While I am quite impatient for trees to begin leafing, this time of year provides an excellent view of Hanging Rock!
I would be seriously remiss if I did not share the "Legend of Hanging Rock" with you.  Hanging Rock is a wonderful national treasure right here in Indiana, but that's nothing compared to it's haunted heritage! The story begins with the beautiful Miami Indian maiden, Wy-nu-sa, who thought she was in love with two handsome and strong Indian braves. (Well who hasn't been there?!)  Both of the braves were, of course, deeply in love with Wy-nu-sa.  So she devised a plan...
A portion of the "hanging" rock, no longer hanging.
Wy-nu-sa agreed to marry the brave who could survive a duel to be held at the summit of Hanging Rock. The unlucky-in-love loser would be plunged to his death in the "swirling waters of the river below."  As Wy-nu-saw secretly watched the battle from the shadows, she realized which of the Indian braves she truly favored.  And of course, he was the one who lost the battle and fell to his death. 
More sections of Hanging Rock that have fallen into the river over time.

When the victorious Indian brave came to claim Wy-nu-sa as his bride, she screamed, "I do not love you! You have killed my one true love. I cannot live without him!" And she threw herself over the cliff's edge and joined her true love in the Happy Hunting Grounds.  With flashlight under my chin...And it is said that the Indian maiden still lurks among the fallen stones at the base of Hanging Rock, mourning her one true love. And in the darkness of the night, passers by can hear her moaning, "You killed my one true love." 

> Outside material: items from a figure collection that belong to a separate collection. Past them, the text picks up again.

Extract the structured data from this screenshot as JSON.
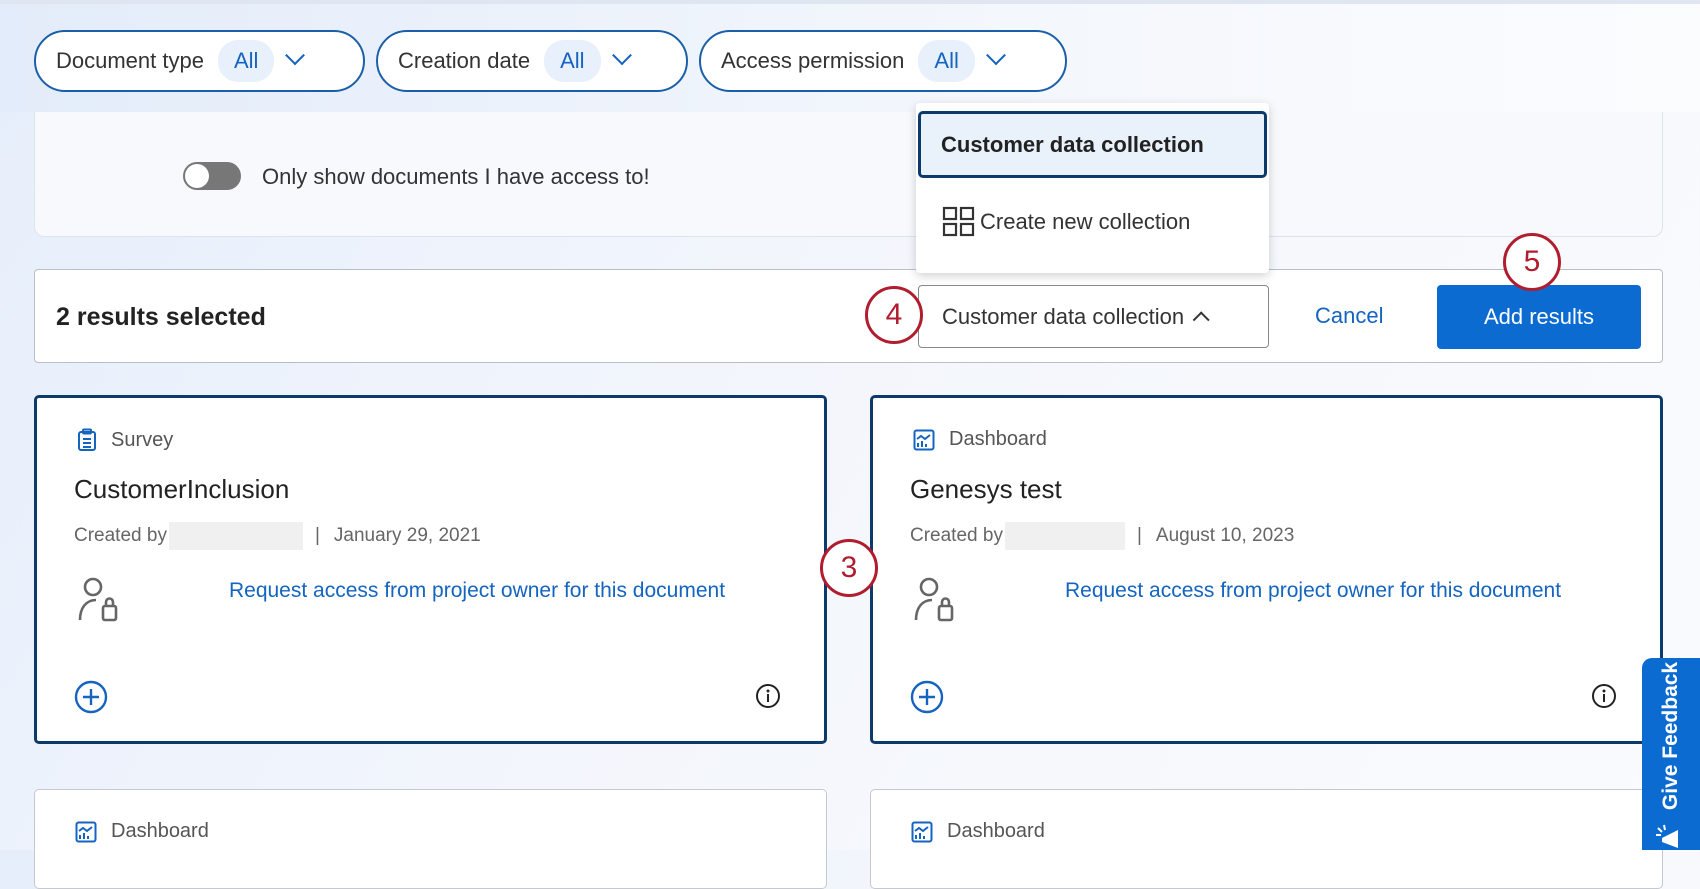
{
  "filters": [
    {
      "label": "Document type",
      "value": "All"
    },
    {
      "label": "Creation date",
      "value": "All"
    },
    {
      "label": "Access permission",
      "value": "All"
    }
  ],
  "panel": {
    "toggle_label": "Only show documents I have access to!",
    "toggle_on": false
  },
  "selection": {
    "count_label": "2 results selected",
    "collection_value": "Customer data collection",
    "cancel_label": "Cancel",
    "add_label": "Add results"
  },
  "menu": {
    "items": [
      {
        "label": "Customer data collection",
        "selected": true
      },
      {
        "label": "Create new collection",
        "icon": "grid-icon"
      }
    ]
  },
  "steps": [
    "3",
    "4",
    "5"
  ],
  "cards": [
    {
      "type": "Survey",
      "icon": "clipboard-icon",
      "title": "CustomerInclusion",
      "created_by": "Created by",
      "date": "January 29, 2021",
      "request": "Request access from project owner for this document"
    },
    {
      "type": "Dashboard",
      "icon": "dashboard-icon",
      "title": "Genesys test",
      "created_by": "Created by",
      "date": "August 10, 2023",
      "request": "Request access from project owner for this document"
    },
    {
      "type": "Dashboard",
      "icon": "dashboard-icon"
    },
    {
      "type": "Dashboard",
      "icon": "dashboard-icon"
    }
  ],
  "separator": "|",
  "feedback": {
    "label": "Give Feedback"
  },
  "colors": {
    "accent": "#0b6bd0",
    "card_border": "#0c3a6b",
    "step": "#b01d2e"
  }
}
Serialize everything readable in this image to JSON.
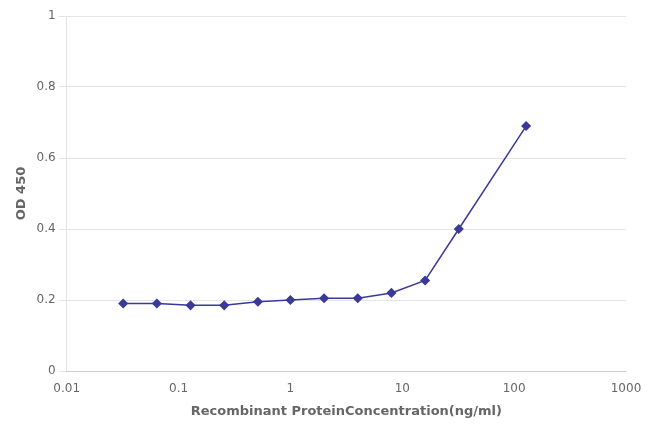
{
  "chart_data": {
    "type": "line",
    "x": [
      0.032,
      0.064,
      0.128,
      0.256,
      0.512,
      1.0,
      2.0,
      4.0,
      8.0,
      16.0,
      32.0,
      128.0
    ],
    "values": [
      0.19,
      0.19,
      0.185,
      0.185,
      0.195,
      0.2,
      0.205,
      0.205,
      0.22,
      0.255,
      0.4,
      0.69
    ],
    "color": "#3a3a9a",
    "marker": "diamond",
    "xlabel": "Recombinant ProteinConcentration(ng/ml)",
    "ylabel": "OD 450",
    "log": "x",
    "xlim": [
      0.01,
      1000
    ],
    "xticks": [
      0.01,
      0.1,
      1,
      10,
      100,
      1000
    ],
    "ylim": [
      0,
      1
    ],
    "yticks": [
      0,
      0.2,
      0.4,
      0.6,
      0.8,
      1
    ],
    "grid": "y"
  }
}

I was really impacted by the massive quantities of exposed root systems I saw at Hanging rock.  The effects of rain and wind erosion on plants growing on a nearly vertical surface, I suppose.  A little alarming, but simultaneously quite beautiful. I love the twisting, entangling, weaving lines of the roots. It is a tiny peek at the amazing and mysterious root structures hidden below the earth's surface. 

I find these intertwining roots symbolic of the tangled heart-strings in Wy-nu-sa's legend. 

Did you know that together with their water-dwelling cousins, snails are number two on the list of most species on earth, second only to insects? There are 43,000 snail species living in the sea, in freshwater or on land. Five hundred land species live on North American soil.
One of about 100 snail shells I found in one particular area of the cliff-side.  The snail Happy Hunting Ground. 
A snail's shell consists of three layers: 1) the hypostracum, the innermost layer; 2) the ostracum, the middle layer, consisting mostly of calcium carbonate; and 3) the shell skin or periostracum, which is made of a mix of proteins that hold the shell's color. After a snail dies, this layer erodes away, exposing the white or gray color of underlying calcium carbonate. This part becomes food for next year's snails. (Answering my burning new snails "move in" to old, abandoned shells? No. They EAT them.)  Again, I am not really this smart.  I found this, and a bunch more really interesting snail (and other creatures) information at  

Finally! At the very end of our hike one of the kids found a sign of spring, albeit tiny!